CSR in Europe
Overview of the CSR industry in Europe
The European Commission promotes CSR in the EU and encourages enterprises to adhere to international guidelines and principles. Relevant EU policy is built on an agenda for action aiming at:
• Enhancing the visibility of CSR and disseminating good practices;
• Improving and tracking levels of trust in business;
• Improving self and co-regulation processes;
• Enhancing market rewards for CSR;
• Improving company disclosure of social and environmental information;
• Further integrating CSR into education, training, and research;
• Emphasising the importance of national and sub-national CSR policies;
• Better aligning European and global approaches to CSR.
CSR is generally company-led, but public authorities can play a supporting role through a smart mix of voluntary policy measures and, where necessary, complementary regulation.
CSR in Europe – An Overview
The interaction between business and society in Europe is shaped by the diversity of economic, political and cultural landscapes across the continent. The idea that companies can contribute to societal well-being, beyond their legal obligations, has a long tradition in many parts of the region. In general, the development of CSR in Europe has been driven both by proactive strategies adopted by pioneering businesses, European institutions, and national governments, as well as by external pressures from other stakeholders such as civil society and the investor community, among others.
In Western Europe, the development of the welfare state system during the second half of the 20th century emphasized the role of the state as the primary provider of welfare, while companies were expected to fulfill their societal obligations mainly by complying with laws, paying taxes, and providing employment. Over the recent decades, however, economic and socio-political factors in many Western European countries have led to a partial redefinition of the boundaries between the public and the private sector as well as their respective roles in society. In this context, growing attention is paid to the voluntary actions that companies take as part of their CSR strategies to manage their economic, social and environmental impacts and to contribute to wider societal development.
In post-communist Central and Eastern Europe, environmental and social concerns have tended to receive less attention than the significant economic challenges associated with the transition to a market economy. However, CSR awareness and implementation in the region are advancing rapidly. In contrast to Western Europe, it is mainly companies themselves – often multinational corporations – that are the main agents of change, whereas external pressure from civil society, media, and public authorities has so far been fairly low.

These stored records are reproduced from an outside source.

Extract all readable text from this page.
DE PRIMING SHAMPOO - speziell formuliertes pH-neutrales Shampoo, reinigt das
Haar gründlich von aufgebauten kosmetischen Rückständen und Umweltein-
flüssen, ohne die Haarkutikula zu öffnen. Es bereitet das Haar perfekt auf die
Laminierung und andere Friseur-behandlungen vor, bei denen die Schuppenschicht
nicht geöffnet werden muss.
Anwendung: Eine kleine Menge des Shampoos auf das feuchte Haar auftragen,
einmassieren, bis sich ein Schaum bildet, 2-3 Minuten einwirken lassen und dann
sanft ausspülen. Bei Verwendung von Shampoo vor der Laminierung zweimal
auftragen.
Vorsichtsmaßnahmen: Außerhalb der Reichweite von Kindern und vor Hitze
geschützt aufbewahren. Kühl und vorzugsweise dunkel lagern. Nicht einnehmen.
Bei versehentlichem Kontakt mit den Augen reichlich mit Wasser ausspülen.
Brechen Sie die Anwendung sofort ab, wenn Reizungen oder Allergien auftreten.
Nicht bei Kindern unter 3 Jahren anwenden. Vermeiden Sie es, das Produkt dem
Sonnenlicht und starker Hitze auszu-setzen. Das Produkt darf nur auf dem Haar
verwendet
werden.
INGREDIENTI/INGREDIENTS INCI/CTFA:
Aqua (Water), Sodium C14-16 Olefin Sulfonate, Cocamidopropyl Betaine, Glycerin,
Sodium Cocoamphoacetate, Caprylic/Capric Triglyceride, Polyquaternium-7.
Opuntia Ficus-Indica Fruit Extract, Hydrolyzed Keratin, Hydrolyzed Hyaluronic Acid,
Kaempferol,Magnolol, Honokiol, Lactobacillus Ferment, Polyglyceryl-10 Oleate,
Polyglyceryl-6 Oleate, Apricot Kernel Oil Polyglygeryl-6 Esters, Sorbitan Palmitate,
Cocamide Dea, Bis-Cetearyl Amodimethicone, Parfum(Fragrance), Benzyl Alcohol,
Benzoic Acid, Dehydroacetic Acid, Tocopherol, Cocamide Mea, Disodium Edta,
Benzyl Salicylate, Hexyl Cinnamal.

In Europe, as well as in other parts of the world, the CSR movement has traditionally been led by large companies. Yet 99% of European companies are small and medium-sized enterprises (SMEs), and about two-thirds of jobs in the private sector are in SMEs. Many small companies are by nature attuned to the values of their founder or owner as well as to the needs of their local communities, but today increasing attention is being paid to the implementation of a more structured CSR approach in European SMEs.
As a relatively wealthy, stable region with a developed economic and societal structure, the current CSR issues and challenges in Europe naturally differ to some extent from those faced by the less developed regions in the world.
Many social and environmental responsibilities, which may fall under companies’ voluntary CSR engagement elsewhere, are in Europe legally defined. However, the increasing interest in business opportunities associated with innovative CSR approaches, together with the growing stakeholder expectations for corporate accountability and responsible business practices both within and outside Europe, continue to push the CSR agenda forward.
What are the broad trends?
Some of the most popular CSR trends in the area of corporate social responsibility include:
• Increased transparency;
• Investment in green technologies;
• Local community and employee engagement;
• Diversity and inclusion initiatives;
Three important trends related to ethics and corporate social responsibilities are:
• Strategic changes in corporate philanthropy;
• A new social contract between employers and employees;
• The growth of global ethics and corporate social responsibility.
How much is it growing?
Businesses have made commendable progress, but the challenges we’re facing in 2020 continue to reveal areas where CSR needs to be reinforced.